Rappresenta uno dei momenti di maggiore rilevanza spirituale nell’Islam ed è parte fondamentale del pellegrinaggio rituale, pilastro dell'Islam (Hajj) durante il quale i pellegrini si radunano nella piana di ʿArafāt in Arabia Saudita dominata dal Jabal al-Rahmah.

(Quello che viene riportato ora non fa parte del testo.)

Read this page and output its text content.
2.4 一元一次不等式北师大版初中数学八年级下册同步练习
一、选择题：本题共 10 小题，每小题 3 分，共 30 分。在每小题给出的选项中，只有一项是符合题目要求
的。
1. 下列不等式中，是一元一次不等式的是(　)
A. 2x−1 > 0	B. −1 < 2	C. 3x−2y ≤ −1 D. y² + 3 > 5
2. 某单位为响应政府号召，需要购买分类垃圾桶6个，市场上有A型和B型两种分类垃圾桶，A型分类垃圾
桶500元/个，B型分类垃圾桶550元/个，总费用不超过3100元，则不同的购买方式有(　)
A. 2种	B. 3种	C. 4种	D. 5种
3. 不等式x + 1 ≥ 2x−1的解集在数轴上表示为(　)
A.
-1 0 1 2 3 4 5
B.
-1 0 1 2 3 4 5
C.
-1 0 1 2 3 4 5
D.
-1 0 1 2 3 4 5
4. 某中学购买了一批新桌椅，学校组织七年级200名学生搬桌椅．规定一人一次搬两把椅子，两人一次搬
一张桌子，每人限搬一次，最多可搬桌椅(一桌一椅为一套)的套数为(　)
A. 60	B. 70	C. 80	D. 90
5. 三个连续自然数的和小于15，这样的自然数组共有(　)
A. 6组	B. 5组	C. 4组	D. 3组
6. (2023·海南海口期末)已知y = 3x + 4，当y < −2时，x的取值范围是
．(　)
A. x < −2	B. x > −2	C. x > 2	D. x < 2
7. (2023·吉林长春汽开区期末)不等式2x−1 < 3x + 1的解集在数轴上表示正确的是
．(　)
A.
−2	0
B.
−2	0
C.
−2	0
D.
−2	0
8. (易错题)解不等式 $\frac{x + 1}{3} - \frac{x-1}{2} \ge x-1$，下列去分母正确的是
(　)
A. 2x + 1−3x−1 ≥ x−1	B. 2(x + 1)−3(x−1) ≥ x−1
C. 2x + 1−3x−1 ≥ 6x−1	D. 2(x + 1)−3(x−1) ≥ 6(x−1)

Coloro che partecipano al rito si dedicano alla preghiera, alla supplica e alla riflessione religiosa. Nella tradizione islamica, il Giorno di Arafah è considerato un giorno di particolare misericordia divina e di accoglimento delle invocazioni; ad esso viene inoltre associata la rivelazione del versetto coranico relativo al completamento della religione islamica. "Oggi v'ho resa perfetta la vostra religione, e ho compiuto su di voi i Miei favori, e M'è piaciuto darvi per religione l'Islàm..." (Bausani, Sura della Mensa, Corano V:3)
Per i musulmani che non partecipano al pellegrinaggio, il digiuno in questa giornata è fortemente raccomandato e, secondo gli insegnamenti profetici, è legato all’espiazione dei peccati dell’anno precedente e di quello successivo. Parecchi hadith parlano dei suoi meriti. Abu Qatada riporta: Il Profeta fu interrogato a proposito del digiuno di ‘Arafah. Rispose: ” [Digiunare questo giorno] espia i peccati commessi tra l’anno passato e quelli dell’anno a venire. Secondo un altro hadith riportato da ‘Aisha, moglie del Profeta: “Il digiuno di Arafah equivale a mille digiuni.” E Muhammad stesso disse: “Conto su Allah affinché il digiuno osservato il giorno di Arafah espia i peccati commessi durante l’anno passato e l’anno a venire ed affinché il digiuno del giorno di Ashura espia i peccati commessi durante l’anno precedente.”
Il Giorno di Arafah costituisce infine un’importante occasione di raccoglimento spirituale, incremento delle pratiche devozionali, carità e meditazione personale, ed è considerato una delle ricorrenze più significative dell’intero anno religioso islamico.